Multi-tas- Ooh, shiny!

I'm well aware that Ambulance Driver hates his dipshi... er ... dispatchers. Based on what he says, with good cause - but they are working within the guidelines of their corporate environment, and that may be causing some problems.

But that's not the point of this entry!

I am a 911 dispatcher. I like to believe I'm a pretty fair dispatcher. Not "great", just "pretty fair", which translates in my mind to "a hair above average without being exceptional". Modest, immodest, it doesn't matter. I show up for work, do my shift to the best of my ability, and leave my headset hanging on the wall when I go home at the end of the day.

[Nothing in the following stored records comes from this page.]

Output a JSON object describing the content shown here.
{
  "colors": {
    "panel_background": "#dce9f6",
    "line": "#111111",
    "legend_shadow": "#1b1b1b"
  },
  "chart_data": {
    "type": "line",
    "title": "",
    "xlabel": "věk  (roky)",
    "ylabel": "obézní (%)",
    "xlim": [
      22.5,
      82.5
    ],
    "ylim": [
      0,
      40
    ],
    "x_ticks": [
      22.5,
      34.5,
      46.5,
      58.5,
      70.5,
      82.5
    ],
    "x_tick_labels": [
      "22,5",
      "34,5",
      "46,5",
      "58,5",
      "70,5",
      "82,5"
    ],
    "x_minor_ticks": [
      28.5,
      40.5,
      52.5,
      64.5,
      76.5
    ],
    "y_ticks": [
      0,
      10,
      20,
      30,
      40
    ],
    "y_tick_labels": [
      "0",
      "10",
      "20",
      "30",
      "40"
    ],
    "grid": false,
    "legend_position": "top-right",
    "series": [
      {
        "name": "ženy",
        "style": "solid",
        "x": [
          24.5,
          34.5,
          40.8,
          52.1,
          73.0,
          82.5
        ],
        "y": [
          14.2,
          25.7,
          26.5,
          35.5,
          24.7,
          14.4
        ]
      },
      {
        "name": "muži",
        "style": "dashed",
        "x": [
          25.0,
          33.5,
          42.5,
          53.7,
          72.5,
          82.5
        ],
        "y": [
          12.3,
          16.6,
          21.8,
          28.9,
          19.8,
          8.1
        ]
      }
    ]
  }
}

Some days are better than others, and what makes a "good day" in dispatch varies tremendously. Some shifts I'll come in the door tired and out of sorts, and hope for a calm shift that will allow me to read the news, play some Spider Solitaire, maybe half-watch something on Discovery or History Channel. Other days, a "good shift" is defined by a structure fire that runs well, or giving good pre-arrival instructions and ending up with a save. Or a police call that just works out *right*.

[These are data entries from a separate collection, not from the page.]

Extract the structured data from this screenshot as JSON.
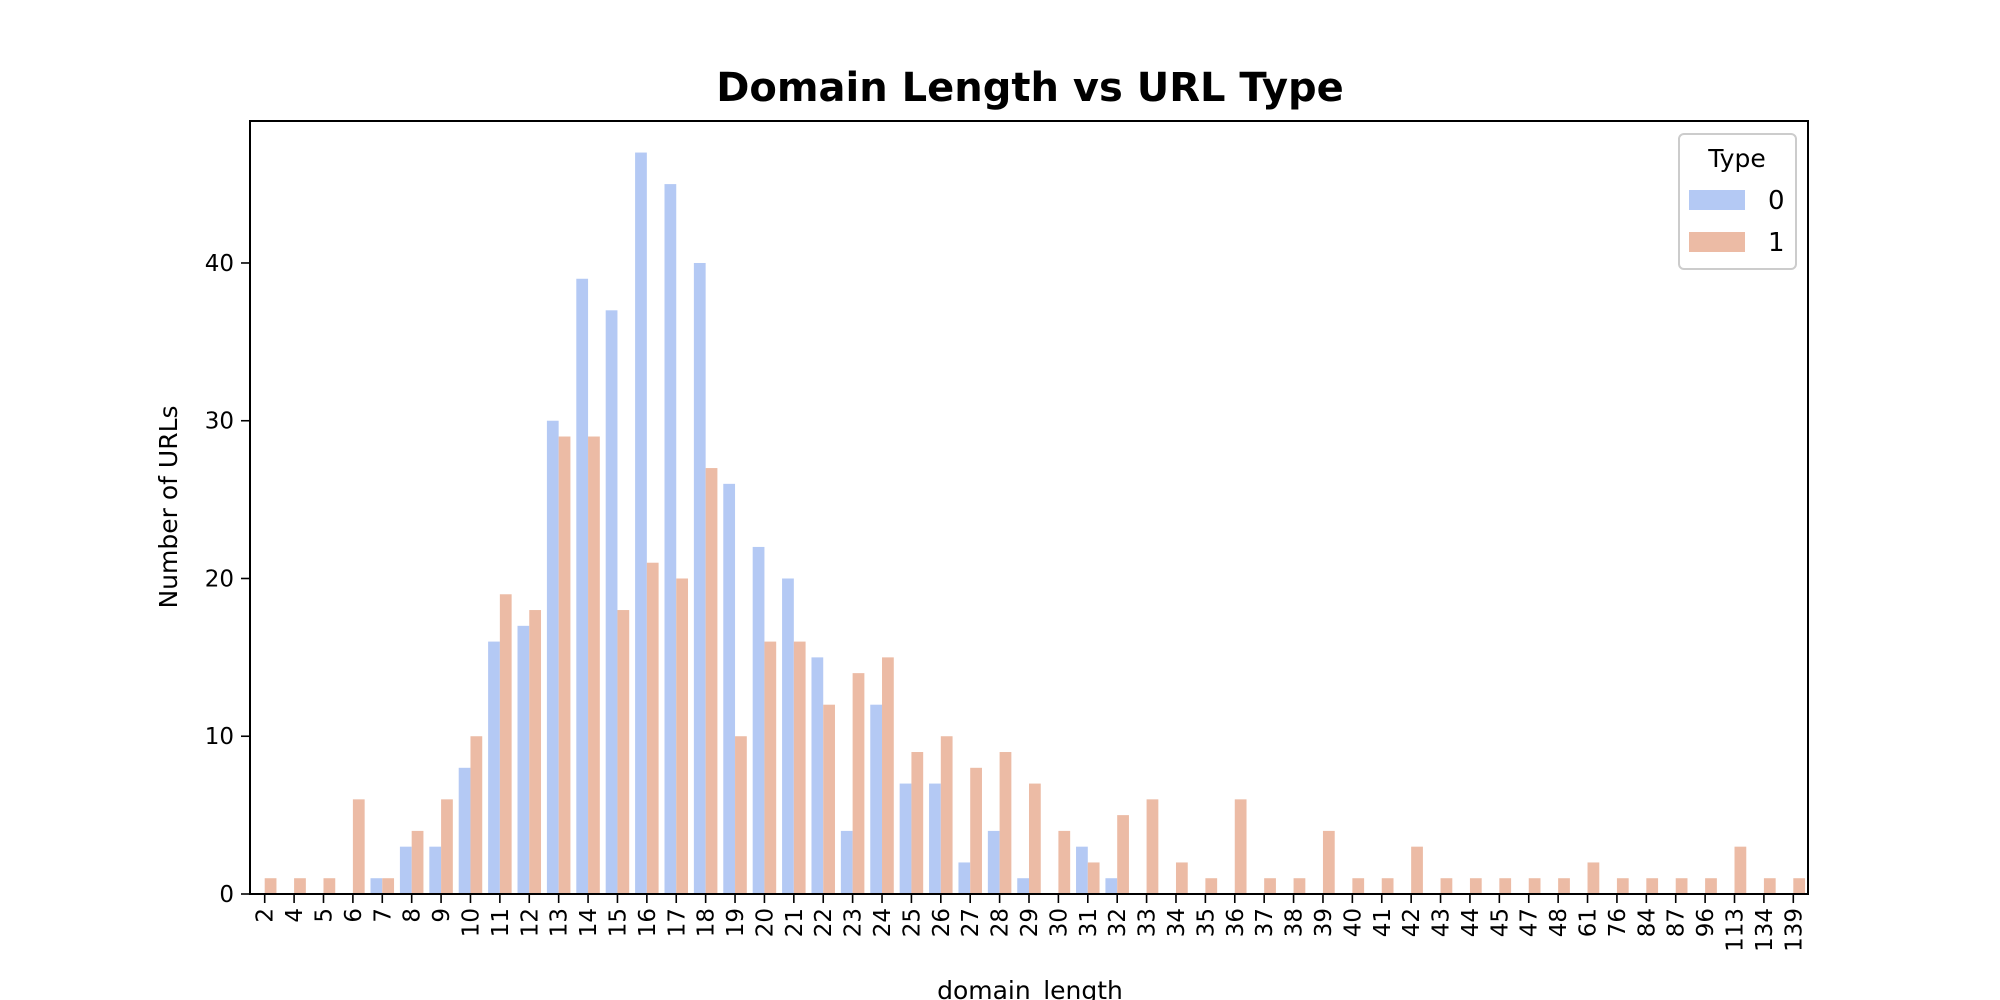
{
  "chart_data": {
    "type": "bar",
    "title": "Domain Length vs URL Type",
    "xlabel": "domain_length",
    "ylabel": "Number of URLs",
    "ylim": [
      0,
      49
    ],
    "yticks": [
      0,
      10,
      20,
      30,
      40
    ],
    "grid": false,
    "legend": {
      "title": "Type",
      "placement": "top-right"
    },
    "categories": [
      "2",
      "4",
      "5",
      "6",
      "7",
      "8",
      "9",
      "10",
      "11",
      "12",
      "13",
      "14",
      "15",
      "16",
      "17",
      "18",
      "19",
      "20",
      "21",
      "22",
      "23",
      "24",
      "25",
      "26",
      "27",
      "28",
      "29",
      "30",
      "31",
      "32",
      "33",
      "34",
      "35",
      "36",
      "37",
      "38",
      "39",
      "40",
      "41",
      "42",
      "43",
      "44",
      "45",
      "47",
      "48",
      "61",
      "76",
      "84",
      "87",
      "96",
      "113",
      "134",
      "139"
    ],
    "series": [
      {
        "name": "0",
        "color": "#b4c9f4",
        "values": [
          0,
          0,
          0,
          0,
          1,
          3,
          3,
          8,
          16,
          17,
          30,
          39,
          37,
          47,
          45,
          40,
          26,
          22,
          20,
          15,
          4,
          12,
          7,
          7,
          2,
          4,
          1,
          0,
          3,
          1,
          0,
          0,
          0,
          0,
          0,
          0,
          0,
          0,
          0,
          0,
          0,
          0,
          0,
          0,
          0,
          0,
          0,
          0,
          0,
          0,
          0,
          0,
          0
        ]
      },
      {
        "name": "1",
        "color": "#ecbba5",
        "values": [
          1,
          1,
          1,
          6,
          1,
          4,
          6,
          10,
          19,
          18,
          29,
          29,
          18,
          21,
          20,
          27,
          10,
          16,
          16,
          12,
          14,
          15,
          9,
          10,
          8,
          9,
          7,
          4,
          2,
          5,
          6,
          2,
          1,
          6,
          1,
          1,
          4,
          1,
          1,
          3,
          1,
          1,
          1,
          1,
          1,
          2,
          1,
          1,
          1,
          1,
          3,
          1,
          1
        ]
      }
    ]
  }
}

Regardless of what makes for a good day, some parts of the job never change. Our center is small enough that it is often possible to be at least peripherally aware of what is happening with ALL the agencies in the county. Perhaps not the details of each incident, but at least a rough idea of where things stand.

The corollary to that, of course, is that I need to be one-hundred-percent aware of what's going on at MY console. I need to know what's been assigned, what's pending, prioritize the pending, reassign/redirect as necessary, and keep a loose idea of where each unit is along with their status.

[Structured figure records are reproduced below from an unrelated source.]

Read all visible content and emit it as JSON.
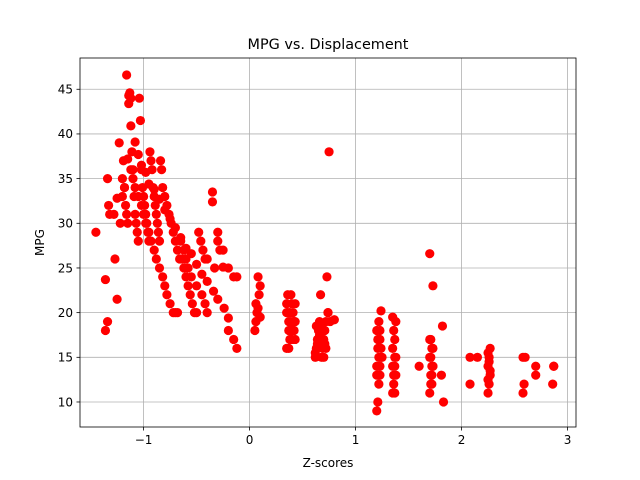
{
  "chart_data": {
    "type": "scatter",
    "title": "MPG vs. Displacement",
    "xlabel": "Z-scores",
    "ylabel": "MPG",
    "xlim": [
      -1.6,
      3.08
    ],
    "ylim": [
      7.2,
      48.5
    ],
    "xticks": [
      -1,
      0,
      1,
      2,
      3
    ],
    "xtick_labels": [
      "−1",
      "0",
      "1",
      "2",
      "3"
    ],
    "yticks": [
      10,
      15,
      20,
      25,
      30,
      35,
      40,
      45
    ],
    "ytick_labels": [
      "10",
      "15",
      "20",
      "25",
      "30",
      "35",
      "40",
      "45"
    ],
    "grid": true,
    "legend": "none",
    "point_color": "#ff0000",
    "series": [
      {
        "x": [
          -1.45,
          -1.36,
          -1.34,
          -1.33,
          -1.32,
          -1.28,
          -1.27,
          -1.25,
          -1.23,
          -1.22,
          -1.2,
          -1.19,
          -1.18,
          -1.17,
          -1.16,
          -1.15,
          -1.14,
          -1.13,
          -1.12,
          -1.11,
          -1.1,
          -1.09,
          -1.08,
          -1.07,
          -1.06,
          -1.05,
          -1.04,
          -1.03,
          -1.02,
          -1.01,
          -1.0,
          -0.99,
          -0.98,
          -0.97,
          -0.96,
          -0.95,
          -0.94,
          -0.93,
          -0.92,
          -0.91,
          -0.9,
          -0.89,
          -0.88,
          -0.87,
          -0.86,
          -0.85,
          -0.84,
          -0.83,
          -0.82,
          -0.8,
          -0.78,
          -0.76,
          -0.74,
          -0.72,
          -0.7,
          -0.68,
          -0.66,
          -0.64,
          -0.62,
          -0.6,
          -0.58,
          -0.56,
          -0.54,
          -0.52,
          -0.5,
          -0.48,
          -0.46,
          -0.44,
          -0.42,
          -0.4,
          -0.35,
          -0.33,
          -0.3,
          -0.28,
          -0.25,
          -0.2,
          -0.15,
          -0.12,
          -1.36,
          -1.34,
          -1.25,
          -1.2,
          -1.18,
          -1.15,
          -1.12,
          -1.1,
          -1.08,
          -1.05,
          -1.02,
          -1.0,
          -0.98,
          -0.95,
          -0.93,
          -0.9,
          -0.88,
          -0.85,
          -0.82,
          -0.8,
          -0.78,
          -0.75,
          -0.72,
          -0.7,
          -0.68,
          -0.65,
          -0.62,
          -0.6,
          -0.58,
          -0.55,
          -0.5,
          -0.45,
          -0.42,
          -0.4,
          -0.35,
          -0.3,
          -0.25,
          -0.2,
          -0.15,
          -0.12,
          -1.16,
          -1.14,
          -1.12,
          -1.08,
          -1.05,
          -1.02,
          -0.98,
          -0.95,
          -0.9,
          -0.85,
          -0.8,
          -0.75,
          -0.7,
          -0.65,
          -0.6,
          -0.55,
          -0.5,
          -0.45,
          -0.4,
          -0.34,
          -0.3,
          -0.24,
          -0.2,
          0.05,
          0.06,
          0.07,
          0.08,
          0.09,
          0.1,
          0.06,
          0.08,
          0.1,
          0.35,
          0.36,
          0.37,
          0.38,
          0.39,
          0.4,
          0.41,
          0.42,
          0.43,
          0.35,
          0.37,
          0.39,
          0.41,
          0.43,
          0.36,
          0.38,
          0.4,
          0.42,
          0.35,
          0.37,
          0.39,
          0.41,
          0.43,
          0.38,
          0.4,
          0.62,
          0.63,
          0.64,
          0.65,
          0.66,
          0.67,
          0.68,
          0.69,
          0.7,
          0.71,
          0.72,
          0.73,
          0.74,
          0.75,
          0.62,
          0.64,
          0.66,
          0.68,
          0.7,
          0.72,
          0.74,
          0.76,
          0.8,
          0.63,
          0.67,
          0.71,
          1.2,
          1.21,
          1.22,
          1.23,
          1.2,
          1.22,
          1.24,
          1.21,
          1.23,
          1.2,
          1.22,
          1.24,
          1.21,
          1.23,
          1.2,
          1.22,
          1.24,
          1.21,
          1.23,
          1.25,
          1.35,
          1.36,
          1.37,
          1.38,
          1.35,
          1.37,
          1.36,
          1.38,
          1.35,
          1.37,
          1.36,
          1.38,
          1.35,
          1.37,
          1.6,
          1.7,
          1.71,
          1.72,
          1.73,
          1.7,
          1.72,
          1.71,
          1.73,
          1.7,
          1.72,
          1.71,
          1.73,
          1.7,
          1.72,
          1.71,
          1.73,
          1.82,
          1.83,
          1.81,
          2.08,
          2.15,
          2.08,
          2.25,
          2.26,
          2.27,
          2.25,
          2.26,
          2.27,
          2.25,
          2.26,
          2.27,
          2.25,
          2.58,
          2.59,
          2.58,
          2.6,
          2.7,
          2.7,
          2.86,
          2.87,
          2.87
        ],
        "y": [
          29,
          23.7,
          35,
          32,
          31,
          31,
          26,
          21.5,
          39,
          30,
          35,
          37,
          34,
          32,
          31,
          30,
          43.4,
          44.6,
          44,
          38,
          36,
          33,
          31,
          30,
          29,
          28,
          44,
          41.5,
          36,
          34,
          33,
          32,
          31,
          30,
          29,
          28,
          38,
          37,
          36,
          34,
          33,
          32,
          31,
          30,
          29,
          28,
          37,
          36,
          34,
          33,
          32,
          31,
          30,
          29,
          28,
          27,
          26,
          26,
          25,
          24,
          23,
          22,
          21,
          20,
          20,
          29,
          28,
          27,
          26,
          26,
          32.4,
          25,
          29,
          27,
          25.1,
          25,
          24,
          24,
          18,
          19,
          32.8,
          33,
          34,
          37.2,
          36,
          35,
          34,
          33,
          32,
          31,
          30,
          29,
          28,
          27,
          26,
          25,
          24,
          23,
          22,
          21,
          20,
          20,
          20,
          28,
          27,
          26,
          25,
          24,
          23,
          22,
          21,
          20,
          33.5,
          28,
          27,
          18,
          17,
          16,
          46.6,
          44.3,
          40.9,
          39.1,
          37.7,
          36.5,
          35.7,
          34.4,
          33.8,
          32.7,
          31.5,
          30.5,
          29.5,
          28.4,
          27.2,
          26.6,
          25.4,
          24.3,
          23.5,
          22.4,
          21.5,
          20.5,
          19.4,
          18,
          21,
          20,
          24,
          22,
          23,
          19,
          20.5,
          19.5,
          21,
          20,
          19,
          18,
          22,
          21,
          19,
          18,
          17,
          16,
          18,
          19,
          20,
          21,
          22,
          17,
          18,
          19,
          20,
          16,
          17,
          18,
          19,
          20,
          17,
          15,
          16,
          17,
          18,
          19,
          22,
          15,
          16,
          17,
          18,
          19,
          24,
          20,
          38,
          15.5,
          16.5,
          17.5,
          18.5,
          15,
          16,
          20,
          19,
          19.2,
          18.5,
          17.2,
          16.5,
          9,
          10,
          12,
          13,
          14,
          15,
          16,
          17,
          18,
          13,
          14,
          15,
          16,
          17,
          18,
          19,
          20.2,
          13,
          14,
          15,
          11,
          13,
          14,
          15,
          16,
          17,
          18,
          19,
          19.5,
          11,
          12,
          13,
          14,
          15,
          14,
          11,
          12,
          13,
          14,
          15,
          16,
          17,
          23,
          26.6,
          14,
          15,
          16,
          17,
          12,
          13,
          14,
          18.5,
          10,
          13,
          12,
          15,
          15,
          11,
          12,
          13,
          14,
          15,
          16,
          15.5,
          14.5,
          13.5,
          12.5,
          11,
          12,
          15,
          15,
          13,
          14,
          12,
          14,
          14
        ]
      }
    ]
  }
}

I try. We all do. Some do better than others, but every one of us - every single one - has a tipping point. That one last radio call or incident that brings the whole house of cards crashing down in a jumbled mess. It's not a pretty picture, and the recovery from it is even harder - because the calls *don't stop coming in*.

Picture, if you will, a waiter carrying a tray full of glasses at a black-tie cocktail party. Mingling through the crowd, and as he walks along, people are taking full glasses away and putting empty ones back. Things are going well, the party is a pleasant affair... and then someone puts a glass on the tray when the waiter isn't looking, and the balance is gone. Maybe the waiter starts to catch it and fumbles, or maybe he doesn't realize it's off balance until the first glass hits the floor. Either way, there's a hell of a mess.

Cleaning up that mess is easy - set down the tray, get a broom and dustpan, and sweep things up and carry on. But that's where our metaphor starts to fall apart. Our waiter, instead of setting down the tray and cleaning up the mess, has to get the broken glasses back on the tray in one piece, while still mingling and passing out drinks and having empties put back. Not a pretty picture, is it? In fact, darn near impossible?

I have been faced more than once with the dispatch equivalent. Eventually the "party" winds down and it's possible to get things back to an even keel, but in the meantime, all the party-goers are standing around grumbling about the clumsy waiter.

Every dispatcher has their own "tray" and ability to balance it. My question - prompted by some recent events - is this:
Is it possible to effectively train someone to a greater level of situation awareness/multi-tasking?

I.e., can they be trained to carry a bigger tray?

Any thoughts are appreciated.

2 comments:

Christina LMT said...

Frankly, I think training can only take one so far. Either you have the knack for multitasking, or not.

Julie said...

I'm with christina here.

I think it's very much personality dependent.